Mining Association Rules in Time Series Data

Discovery of structures in multi-stream of data is an important problem with great significance. A dependency is an unexpectedly frequent or infrequent co-occurrence of events over time. A stream is a sequence of values produced over time. In a time series, an event is an important occurrence. The definition of an event is dependent on the time series data-mining goal. This indicates that an event on one stream is related to other events on other streams, which seems to be independent from the former event time series patterns. The stock price is a good example for such dependencies. Rise and fall of price on some stocks obviously cause price of one stock to rise and fall. If we analyze the multi-stream of time series for some stock price and we can discover dependencies between all streams, and the dependencies can help us to decide better time to buy stocks. So, the dependencies can be expressed as rules. In our case, these dependencies are called motion association rules. Strong dependencies capture structure in the streams because it indicates that there is relationship between their constituent patterns that is occurrences of those patterns are not independent. The association rule discovery problem usually translates into finding all sets of patterns of dependencies that satisfy a pre-specified minimum threshold on support, and then post-processing them to find the interesting rules. Such dependencies are called frequent. The association rules usually predict the occurrence of some other set of dependencies with certain degree of confidence.

 

l Parallel Algorithms for Mining Association Rules in Time Series Data

It is quite effective to find how current and past values in the streams of data are related to the future. However, these data sets with high dimensionality are enormous in size results in possibly large number of mined dependencies. This strongly motivates the need of efficient parallel algorithms. In this research, we introduced a parallel algorithm to discover dependency from the large amount of motion data.
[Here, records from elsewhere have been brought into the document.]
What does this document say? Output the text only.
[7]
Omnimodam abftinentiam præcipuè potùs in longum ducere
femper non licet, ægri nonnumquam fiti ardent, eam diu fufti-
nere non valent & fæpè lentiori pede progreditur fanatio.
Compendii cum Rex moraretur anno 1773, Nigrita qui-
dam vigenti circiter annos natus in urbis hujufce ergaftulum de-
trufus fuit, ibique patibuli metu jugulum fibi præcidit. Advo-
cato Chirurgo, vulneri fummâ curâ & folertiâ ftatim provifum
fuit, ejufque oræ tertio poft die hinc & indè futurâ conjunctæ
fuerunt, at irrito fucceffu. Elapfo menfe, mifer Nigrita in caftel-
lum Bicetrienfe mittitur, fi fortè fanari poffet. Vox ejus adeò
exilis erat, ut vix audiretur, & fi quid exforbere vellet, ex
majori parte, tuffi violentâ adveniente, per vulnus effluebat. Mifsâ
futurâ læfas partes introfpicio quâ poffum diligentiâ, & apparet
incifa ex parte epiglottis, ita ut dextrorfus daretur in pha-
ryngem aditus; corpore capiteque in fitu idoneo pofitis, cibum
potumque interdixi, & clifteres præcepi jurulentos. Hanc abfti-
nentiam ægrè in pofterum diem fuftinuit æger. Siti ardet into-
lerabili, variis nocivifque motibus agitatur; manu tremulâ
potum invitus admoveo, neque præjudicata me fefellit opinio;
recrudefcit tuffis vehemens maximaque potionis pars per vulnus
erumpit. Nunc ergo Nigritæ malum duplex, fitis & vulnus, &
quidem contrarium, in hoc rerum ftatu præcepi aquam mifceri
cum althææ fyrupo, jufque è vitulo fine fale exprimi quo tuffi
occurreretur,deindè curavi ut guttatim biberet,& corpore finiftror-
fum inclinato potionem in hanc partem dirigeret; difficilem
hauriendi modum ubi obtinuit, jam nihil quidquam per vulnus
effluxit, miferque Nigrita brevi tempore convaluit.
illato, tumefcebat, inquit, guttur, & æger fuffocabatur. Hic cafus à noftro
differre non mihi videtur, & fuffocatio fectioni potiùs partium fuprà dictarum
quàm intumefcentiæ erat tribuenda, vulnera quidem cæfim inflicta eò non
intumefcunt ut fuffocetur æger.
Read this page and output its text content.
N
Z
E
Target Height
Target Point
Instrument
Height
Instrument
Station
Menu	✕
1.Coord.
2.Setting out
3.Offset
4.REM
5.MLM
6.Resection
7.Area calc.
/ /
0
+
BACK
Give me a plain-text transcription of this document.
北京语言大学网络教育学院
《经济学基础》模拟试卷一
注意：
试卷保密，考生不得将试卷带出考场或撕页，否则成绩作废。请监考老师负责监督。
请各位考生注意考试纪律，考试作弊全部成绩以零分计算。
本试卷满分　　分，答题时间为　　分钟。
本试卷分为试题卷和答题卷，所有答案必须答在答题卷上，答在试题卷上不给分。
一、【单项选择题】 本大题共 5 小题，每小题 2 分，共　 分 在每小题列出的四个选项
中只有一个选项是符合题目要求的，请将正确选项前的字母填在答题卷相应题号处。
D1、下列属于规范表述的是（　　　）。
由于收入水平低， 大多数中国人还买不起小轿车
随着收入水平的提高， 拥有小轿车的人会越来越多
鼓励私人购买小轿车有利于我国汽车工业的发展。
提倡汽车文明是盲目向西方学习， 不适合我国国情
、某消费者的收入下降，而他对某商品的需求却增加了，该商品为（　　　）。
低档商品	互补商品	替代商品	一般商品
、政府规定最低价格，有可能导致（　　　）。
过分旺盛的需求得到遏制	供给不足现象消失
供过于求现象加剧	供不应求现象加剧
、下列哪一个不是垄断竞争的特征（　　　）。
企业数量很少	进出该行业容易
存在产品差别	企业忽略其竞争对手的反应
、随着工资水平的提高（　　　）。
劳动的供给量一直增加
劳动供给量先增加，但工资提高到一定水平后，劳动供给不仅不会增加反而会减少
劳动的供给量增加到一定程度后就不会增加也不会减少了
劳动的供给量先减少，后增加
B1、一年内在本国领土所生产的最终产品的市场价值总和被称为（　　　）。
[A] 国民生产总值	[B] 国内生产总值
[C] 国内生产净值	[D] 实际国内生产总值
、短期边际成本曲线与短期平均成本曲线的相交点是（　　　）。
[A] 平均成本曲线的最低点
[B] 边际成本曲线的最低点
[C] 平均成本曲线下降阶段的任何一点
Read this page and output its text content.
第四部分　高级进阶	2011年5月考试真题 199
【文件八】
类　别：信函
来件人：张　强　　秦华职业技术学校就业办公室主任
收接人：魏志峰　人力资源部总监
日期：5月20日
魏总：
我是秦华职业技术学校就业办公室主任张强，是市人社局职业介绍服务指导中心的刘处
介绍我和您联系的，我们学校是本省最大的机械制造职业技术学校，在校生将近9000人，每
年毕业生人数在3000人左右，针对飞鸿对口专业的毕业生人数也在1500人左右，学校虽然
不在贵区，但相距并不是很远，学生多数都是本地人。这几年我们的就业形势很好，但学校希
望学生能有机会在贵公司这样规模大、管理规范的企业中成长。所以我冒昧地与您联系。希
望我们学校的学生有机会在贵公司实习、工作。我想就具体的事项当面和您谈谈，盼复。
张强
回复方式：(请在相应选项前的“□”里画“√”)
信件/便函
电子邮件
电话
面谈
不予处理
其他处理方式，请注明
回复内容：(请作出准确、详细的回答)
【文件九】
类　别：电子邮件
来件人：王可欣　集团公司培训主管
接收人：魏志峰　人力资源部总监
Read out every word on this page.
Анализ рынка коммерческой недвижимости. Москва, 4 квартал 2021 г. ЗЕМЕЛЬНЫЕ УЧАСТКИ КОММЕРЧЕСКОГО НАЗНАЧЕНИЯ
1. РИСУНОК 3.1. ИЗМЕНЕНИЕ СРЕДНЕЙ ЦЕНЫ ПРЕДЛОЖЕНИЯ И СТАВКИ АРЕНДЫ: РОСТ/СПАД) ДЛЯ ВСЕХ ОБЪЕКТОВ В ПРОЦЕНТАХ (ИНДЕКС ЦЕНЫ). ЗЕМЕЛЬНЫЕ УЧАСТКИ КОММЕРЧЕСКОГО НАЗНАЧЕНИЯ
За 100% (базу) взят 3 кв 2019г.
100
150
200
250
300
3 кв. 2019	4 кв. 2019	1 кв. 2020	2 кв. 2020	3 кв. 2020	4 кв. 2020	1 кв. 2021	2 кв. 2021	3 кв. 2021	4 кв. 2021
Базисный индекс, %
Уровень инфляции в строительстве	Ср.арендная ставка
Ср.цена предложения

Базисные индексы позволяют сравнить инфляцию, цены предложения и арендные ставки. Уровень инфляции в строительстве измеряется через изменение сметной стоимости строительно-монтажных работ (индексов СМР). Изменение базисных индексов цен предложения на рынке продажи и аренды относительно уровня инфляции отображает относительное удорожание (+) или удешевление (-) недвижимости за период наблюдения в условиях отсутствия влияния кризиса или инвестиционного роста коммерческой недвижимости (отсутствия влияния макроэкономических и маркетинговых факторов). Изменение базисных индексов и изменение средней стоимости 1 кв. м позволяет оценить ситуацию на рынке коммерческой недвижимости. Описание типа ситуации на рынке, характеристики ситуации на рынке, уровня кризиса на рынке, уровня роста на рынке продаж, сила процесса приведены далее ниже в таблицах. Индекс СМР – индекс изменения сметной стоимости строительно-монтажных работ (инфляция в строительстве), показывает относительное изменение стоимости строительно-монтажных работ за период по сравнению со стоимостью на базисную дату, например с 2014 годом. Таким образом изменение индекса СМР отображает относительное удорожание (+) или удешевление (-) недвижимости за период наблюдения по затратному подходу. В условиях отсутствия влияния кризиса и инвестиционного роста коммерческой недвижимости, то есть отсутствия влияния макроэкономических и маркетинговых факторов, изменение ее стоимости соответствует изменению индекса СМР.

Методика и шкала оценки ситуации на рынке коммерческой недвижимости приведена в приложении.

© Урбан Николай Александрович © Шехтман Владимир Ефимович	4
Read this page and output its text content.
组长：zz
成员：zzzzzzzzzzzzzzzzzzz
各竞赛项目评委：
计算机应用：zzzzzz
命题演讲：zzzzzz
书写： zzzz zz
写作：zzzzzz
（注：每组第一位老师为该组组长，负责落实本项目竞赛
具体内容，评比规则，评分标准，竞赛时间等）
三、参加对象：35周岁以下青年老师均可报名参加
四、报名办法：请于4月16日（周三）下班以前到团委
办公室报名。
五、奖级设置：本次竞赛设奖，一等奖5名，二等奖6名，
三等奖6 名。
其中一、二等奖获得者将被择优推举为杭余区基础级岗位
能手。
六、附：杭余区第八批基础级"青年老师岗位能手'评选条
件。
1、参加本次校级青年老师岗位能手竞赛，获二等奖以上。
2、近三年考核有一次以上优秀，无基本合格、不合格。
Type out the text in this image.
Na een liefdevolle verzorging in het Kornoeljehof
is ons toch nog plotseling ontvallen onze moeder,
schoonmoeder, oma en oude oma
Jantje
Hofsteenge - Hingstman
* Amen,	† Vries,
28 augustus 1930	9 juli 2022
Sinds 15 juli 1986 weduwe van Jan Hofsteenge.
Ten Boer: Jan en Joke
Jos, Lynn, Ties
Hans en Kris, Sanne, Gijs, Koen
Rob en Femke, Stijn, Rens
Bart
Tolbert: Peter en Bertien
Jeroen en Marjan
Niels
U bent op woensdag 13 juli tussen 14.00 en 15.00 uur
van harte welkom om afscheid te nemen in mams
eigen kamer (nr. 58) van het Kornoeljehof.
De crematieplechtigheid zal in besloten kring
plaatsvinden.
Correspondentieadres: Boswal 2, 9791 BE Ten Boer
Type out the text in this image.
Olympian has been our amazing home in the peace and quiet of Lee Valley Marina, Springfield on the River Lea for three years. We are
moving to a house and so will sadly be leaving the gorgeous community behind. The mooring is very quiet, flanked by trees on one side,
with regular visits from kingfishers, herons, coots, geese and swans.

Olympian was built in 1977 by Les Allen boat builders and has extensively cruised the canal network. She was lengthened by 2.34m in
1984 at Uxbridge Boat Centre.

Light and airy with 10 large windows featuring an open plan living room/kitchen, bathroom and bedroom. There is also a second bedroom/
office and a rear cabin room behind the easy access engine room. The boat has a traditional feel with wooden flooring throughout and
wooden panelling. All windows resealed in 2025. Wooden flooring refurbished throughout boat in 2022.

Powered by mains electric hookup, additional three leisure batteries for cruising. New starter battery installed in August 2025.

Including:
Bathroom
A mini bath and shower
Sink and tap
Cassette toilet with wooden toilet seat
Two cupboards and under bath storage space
For example, association rule discovered from motion data about walking is “when right hand is up then the left hand and left knee are down”. Since motion data is multi-stream data of 3-D time series and the amount of data is huge and expensive. We introduce the method of extracting sequence of symbols from the time series data by using segmentation and clustering processes. To reduce the search space and speed up the process we investigate the technique to group the time series data. The experimental results conducted on a shared memory multiprocessors system justifies the inevitability of using parallel techniques for mining huge amount of data in the time series domain. As far as present research concern, we are concentrating to develop new algorithms without grouping technique as it may be constraints for other datasets in the time series data mining.

 

l Parallel Mining of Sequential Patterns in Temporal Multi-Stream

It is to mention that in above approach we need to specify the number of combinations before the discovery process starts. It infers that before commencing the discovery process, the algorithm is to be provided the information about the amount of combinations from which the rules can be discovered. From the data mining point of view, this problem is an important problem. The reason is due to the fact that data mining algorithms should not be developed for any kind of specific system or particular problem of multi-stream data. It has to be general for the problem in that domain. Thus, we are motivated to develop a new algorithm for this purpose considering the data mining goal. In the new approach, we do not want to concern about the amount of combinations. The aim is to find the rules for any number of combinations. Hence, the main problem lies on how to discover all the sequences of the body parts in minimum time that take part in any kind of motion performed by a human. To achieve the objective of parallel data mining, i.e. to speed up the discovery process, we introduce another approach of mining sequential body parts as another parallel algorithm. Due to the depth (large sequence) among the sequence of the parts that perform motions of the body in the motion database, it is complex and very time swallowing matter to determine the associations among the body parts that perform any kind of motion. The lattice based approach helps to decompose original search space into smaller pieces termed as the suffix based classes which can be processed independently in main-memory considering the advantages of the Shared Memory processors (SMP). The decomposition is recursively applied within each parent class to produce even smaller classes in the next level. As a future research we aim to develop newer algorithms.

 

l          Efficient Mining of Association Rules within Distributed Systems

Association Rule Mining in a large transactional database is an important problem in the field of knowledge discovery. When a database is partitioned among several shared nothing machines, the problem can be addressed by the distributed data mining algorithm. Several algorithms have been reported in the literature. These algorithms are able to discover good amount of rules from the datasets but the main problem lies in that they do not scale well with the number of positions or locations. The algorithms are mainly concerned with reducing the number of database scans. This reduction is necessary because the database is usually very large and is stored in secondary memory. So, basically two main things need to consider for solving the problem. They are to parallelize disk I/O for independent parallel computations as well as communicate with one another within the different parts of the database located in different machines. However, parallelizing I/O is itself an easy task as shown by the above algorithms, but still the main difficulty is sustained with communication complexity. Our research mainly aims at developing algorithm that is the most communication efficient and scalable as well. Furthermore, this research considers time series data for the purpose.

 

l Efficient Parallel Programming Techniques in a CLUMPS for Mining of Time Series Data

Message Passing Interface (MPI) is generally used as a parallel programming interface for cluster of workstations, commodity of clusters, distributed computing systems etc for the past several years. However, communication overhead is a main factor in this purpose which can not be always beneficial considering with speed up. While using in a Cluster of SMPS (CLUMPS), this may not sustain its advantage using only the MPI programming. Recently, OpenMP, a new standard of API is becoming popular due to its ease of use and efficiency in SMP programming. This research aims to develop new techniques for a collaboration of MPI and OpenMP in the purpose of data mining. MPI can be used for communication calls among the SMPS in the CLUMS and on the other hand OpenMP can be used for the internal computation within a SMP.